# Not new to site, But new car for me. 87 qsw quantum syncro wagon



## gravityjunkie (Sep 4, 2010)

Needs a little work, but I had to buy it. Last syncro I had was a 87 vanagon and that was 10yrs ago.
2.2 in line 5
5 speed
with the posi pull out

















































I have many plans for this one. We will see what happens. So far just a new sound system, got the speedo to work, and new tires. I also gave a good cleaning and wax job, looks much better now than in the pics


----------



## tinworm (Oct 2, 2011)

looks great! any rust issues? 

what size tire is on it?


----------



## gravityjunkie (Sep 4, 2010)

Thanks. No rust really, just alittle bubble on the lift gate. 
Tires are 195/65 r14, fronts are all seasons and rears are studded snows


----------



## tinworm (Oct 2, 2011)

I just ripped off that little black trim line below the window on the gate on mine. I though the tailgate was too busy with all that letting and such going on. Looks pretty good without it.

You need the word "volkwagen" on your gate. Just pulled the word off my beater jetta, want it? 

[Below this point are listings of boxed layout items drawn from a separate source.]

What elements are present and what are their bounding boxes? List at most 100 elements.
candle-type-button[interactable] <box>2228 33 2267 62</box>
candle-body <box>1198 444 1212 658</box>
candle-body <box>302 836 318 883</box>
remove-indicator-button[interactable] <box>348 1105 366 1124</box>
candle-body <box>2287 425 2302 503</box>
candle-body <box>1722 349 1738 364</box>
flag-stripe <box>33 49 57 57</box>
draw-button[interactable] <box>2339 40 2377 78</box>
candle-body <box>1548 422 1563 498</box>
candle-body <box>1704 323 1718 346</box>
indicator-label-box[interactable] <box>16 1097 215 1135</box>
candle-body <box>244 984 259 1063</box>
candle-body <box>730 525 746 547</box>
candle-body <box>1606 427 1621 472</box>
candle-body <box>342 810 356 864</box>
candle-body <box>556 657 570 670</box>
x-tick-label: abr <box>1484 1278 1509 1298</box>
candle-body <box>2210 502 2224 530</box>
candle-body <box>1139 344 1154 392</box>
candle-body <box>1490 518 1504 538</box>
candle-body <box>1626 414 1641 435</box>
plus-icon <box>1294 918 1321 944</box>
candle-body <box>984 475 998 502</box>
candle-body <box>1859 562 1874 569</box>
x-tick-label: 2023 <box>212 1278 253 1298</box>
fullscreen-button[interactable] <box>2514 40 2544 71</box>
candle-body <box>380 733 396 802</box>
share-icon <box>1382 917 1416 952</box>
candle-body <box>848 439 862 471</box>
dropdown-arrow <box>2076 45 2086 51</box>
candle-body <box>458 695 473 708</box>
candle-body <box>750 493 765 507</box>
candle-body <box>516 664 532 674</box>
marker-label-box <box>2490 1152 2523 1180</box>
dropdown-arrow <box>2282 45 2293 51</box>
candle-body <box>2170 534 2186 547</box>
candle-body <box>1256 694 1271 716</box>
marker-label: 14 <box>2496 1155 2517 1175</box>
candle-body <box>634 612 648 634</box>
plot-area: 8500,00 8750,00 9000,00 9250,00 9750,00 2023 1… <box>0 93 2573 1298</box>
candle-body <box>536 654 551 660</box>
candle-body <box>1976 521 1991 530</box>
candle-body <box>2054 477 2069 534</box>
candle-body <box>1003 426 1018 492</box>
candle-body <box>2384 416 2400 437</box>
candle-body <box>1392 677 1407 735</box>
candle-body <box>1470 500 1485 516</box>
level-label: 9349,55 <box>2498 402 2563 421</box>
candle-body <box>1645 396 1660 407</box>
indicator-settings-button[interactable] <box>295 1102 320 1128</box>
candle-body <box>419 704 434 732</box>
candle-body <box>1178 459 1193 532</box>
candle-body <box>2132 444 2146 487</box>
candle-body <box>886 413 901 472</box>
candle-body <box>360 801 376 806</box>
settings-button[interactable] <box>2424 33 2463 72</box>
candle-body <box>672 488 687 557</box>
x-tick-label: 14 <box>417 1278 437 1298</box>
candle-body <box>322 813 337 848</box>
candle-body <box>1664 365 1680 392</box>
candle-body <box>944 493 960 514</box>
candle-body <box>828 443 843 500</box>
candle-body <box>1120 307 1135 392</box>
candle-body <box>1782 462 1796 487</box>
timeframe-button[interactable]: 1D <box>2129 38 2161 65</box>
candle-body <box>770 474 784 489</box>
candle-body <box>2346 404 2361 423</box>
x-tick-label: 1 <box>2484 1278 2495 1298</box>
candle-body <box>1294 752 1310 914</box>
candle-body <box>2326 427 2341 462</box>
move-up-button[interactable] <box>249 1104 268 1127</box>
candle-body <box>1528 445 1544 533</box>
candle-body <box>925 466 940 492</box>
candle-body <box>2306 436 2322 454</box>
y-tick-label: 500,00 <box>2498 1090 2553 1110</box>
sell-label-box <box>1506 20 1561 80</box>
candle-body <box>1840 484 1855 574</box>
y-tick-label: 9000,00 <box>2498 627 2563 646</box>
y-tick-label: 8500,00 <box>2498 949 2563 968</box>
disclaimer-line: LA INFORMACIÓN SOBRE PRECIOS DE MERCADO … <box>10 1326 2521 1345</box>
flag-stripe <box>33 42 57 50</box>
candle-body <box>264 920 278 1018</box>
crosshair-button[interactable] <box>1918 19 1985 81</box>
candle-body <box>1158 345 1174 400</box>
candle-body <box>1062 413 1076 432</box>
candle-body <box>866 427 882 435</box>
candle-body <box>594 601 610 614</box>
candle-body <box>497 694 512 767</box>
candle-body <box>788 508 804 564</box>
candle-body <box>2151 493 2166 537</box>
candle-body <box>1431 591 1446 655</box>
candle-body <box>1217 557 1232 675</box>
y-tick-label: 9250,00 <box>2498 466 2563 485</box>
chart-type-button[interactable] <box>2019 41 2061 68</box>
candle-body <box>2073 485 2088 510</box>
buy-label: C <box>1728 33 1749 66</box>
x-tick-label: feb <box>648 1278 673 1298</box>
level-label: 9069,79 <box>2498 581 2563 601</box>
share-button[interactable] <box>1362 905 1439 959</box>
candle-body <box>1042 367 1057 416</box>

have you done the heat gun trick on the fender plastic yet? Pretty awesomely gratifying


----------



## gravityjunkie (Sep 4, 2010)

yeah looking for a the "volkswagen" logo to put back on it.
Heat gun trick?


----------



## gravityjunkie (Sep 4, 2010)

I'm loooking at replaceing the bumpers with something smaller, maybe mod. some mki or mkii bumpers to fit


----------



## gravityjunkie (Sep 4, 2010)

I really like the look of this one. So clean, I would go with out the lower front bumper. I take mine offroad to much for that.


----------



## tinworm (Oct 2, 2011)

gravityjunkie said:


> I really like the look of this one. So clean, I would go with out the lower front bumper. I take mine offroad to much for that.


That one looks pretty cool, they switched to the delorean lights up front I see. 

Heat gun trick, see how black his fender molding is? take a heat gun and run it over your fender molding until it turns black and glassy, then move down the whole car fender trim. Pretty gratifying free thing to dress up its appearance. I just did this on mine, it will look new. Not sure how long it lasts, but tons of people have done this on the forum with success, and seems to last longer than painting them


----------



## gravityjunkie (Sep 4, 2010)

tinworm said:


> That one looks pretty cool, they switched to the delorean lights up front I see.
> 
> Heat gun trick, see how black his fender molding is? take a heat gun and run it over your fender molding until it turns black and glassy, then move down the whole car fender trim. Pretty gratifying free thing to dress up its appearance. I just did this on mine, it will look new. Not sure how long it lasts, but tons of people have done this on the forum with success, and seems to last longer than painting them


will try. thanks


----------